彼女は「この島のお祭りなんて、みみっちくて地味で退屈なお祭り。」と言っていたが、いつもよりその口調は軽やかに弾んでいる気がした。
この田舎の孤立した島では、唯一の娯楽なんだろうと思った。

カラヴァルの史上最高のショーを、近くで見ている俺にとって、田舎町の祭りなんて、ほとんど興味がなかった。

それよりも、俺が意識が向いていたのは、ドラグナ姉妹の姉の方だ。

この計画の起案者もあるドラグナ姉妹の妹テラとは、何度も顔を合わせているが、姉スカーレットととは、島へ来て3週間も経っているというのに一度も見たことがない。

テラが言うには、姉スカーレットはインドア派らしく、あまり町には出てこないそうだ。
そうは言っているが、どうもテラが俺に会わせたくない念を含んでいるようにも思えてきた。

ほとんどあの丘の上の要塞みたいな屋敷にいるらしい。

俺だって、島で3週間もふらふらしていたわけじゃない。
不本意な計画だが、仕事は仕事。
仕事はちゃんとやる主義だ。一応。

町でのドラグナ家の評判を調べた。
別に、住人に聞いて回ったわけじゃない。

町の住人の噂話を、ただの通行人や店の客として、こっそり盗み聞いていた。

姉妹の父親であるドラグナ総督は、町でも恐れられているのは確からしい。
かろうじてあの要塞のような邸宅から大砲は飛んでこないらしいが、赤の他人に冷たくても、家族を大切にする親はたくさんいる。

嫁入り前の娘を厳しくするのもわからないでもない。
変な男に付きまとわれたりしたら大変だし。

町の噂で聞いたのはドラグナ 総督が、この島を牛耳っているということだけではない。

ドラグナ姉妹の島での評判も聞いた。
彼女達は、この島一番の美人姉妹。

妹テラの方は奔放で、町でも色々といろんな意味で遊んでいるらしい。
これは俺の予想通り。

しかし、姉スカーレットの方は、滅多に町に出歩いて遊んでいる様子は見られないそうだ。

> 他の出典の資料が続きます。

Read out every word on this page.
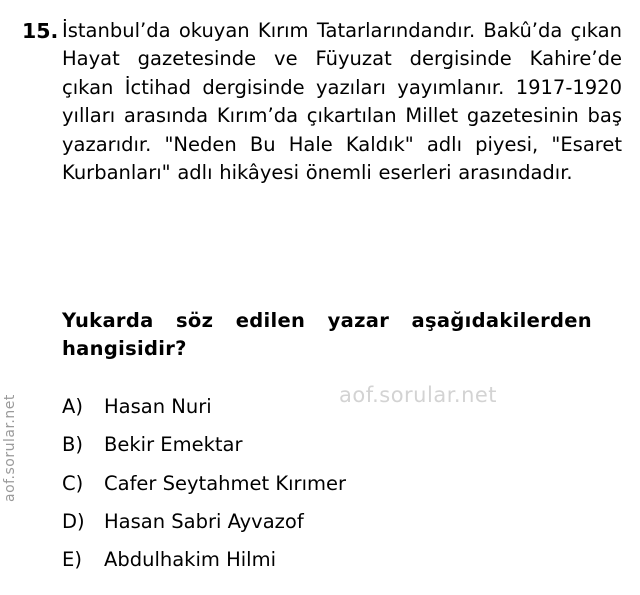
aof.sorular.net
aof.sorular.net
15. İstanbul’da okuyan Kırım Tatarlarındandır. Bakû’da çıkan Hayat gazetesinde ve Füyuzat dergisinde Kahire’de çıkan İctihad dergisinde yazıları yayımlanır. 1917-1920 yılları arasında Kırım’da çıkartılan Millet gazetesinin baş yazarıdır. "Neden Bu Hale Kaldık" adlı piyesi, "Esaret Kurbanları" adlı hikâyesi önemli eserleri arasındadır.
Yukarda söz edilen yazar aşağıdakilerden hangisidir?
A)	Hasan Nuri
B)	Bekir Emektar
C)	Cafer Seytahmet Kırımer
D) Hasan Sabri Ayvazof
E)	Abdulhakim Hilmi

でも、何かの行事の時や、町の職人などがドラグナ邸で仕事をした際に、姉スカーレットを、ほんの少しだけ見られたという話を耳にした。

その内容は、姉スカーレットは相当な美人ということで、男達は騒いでいた。
あたかも、その女を将来ものにできるみたいな口ぶりで興奮している。

確かにテラは黙っていれば、まあかわいい容姿をしている。
黙っていればだけど。

テラから参照すると、その姉さんが美人なことは容易に想像できたが、同時に高飛車な女を想像していた。

高飛車な姉と、わがままな妹。定番な組み合わせだ。

そう思ってたスカーレットの姿をこの目で見るまでは。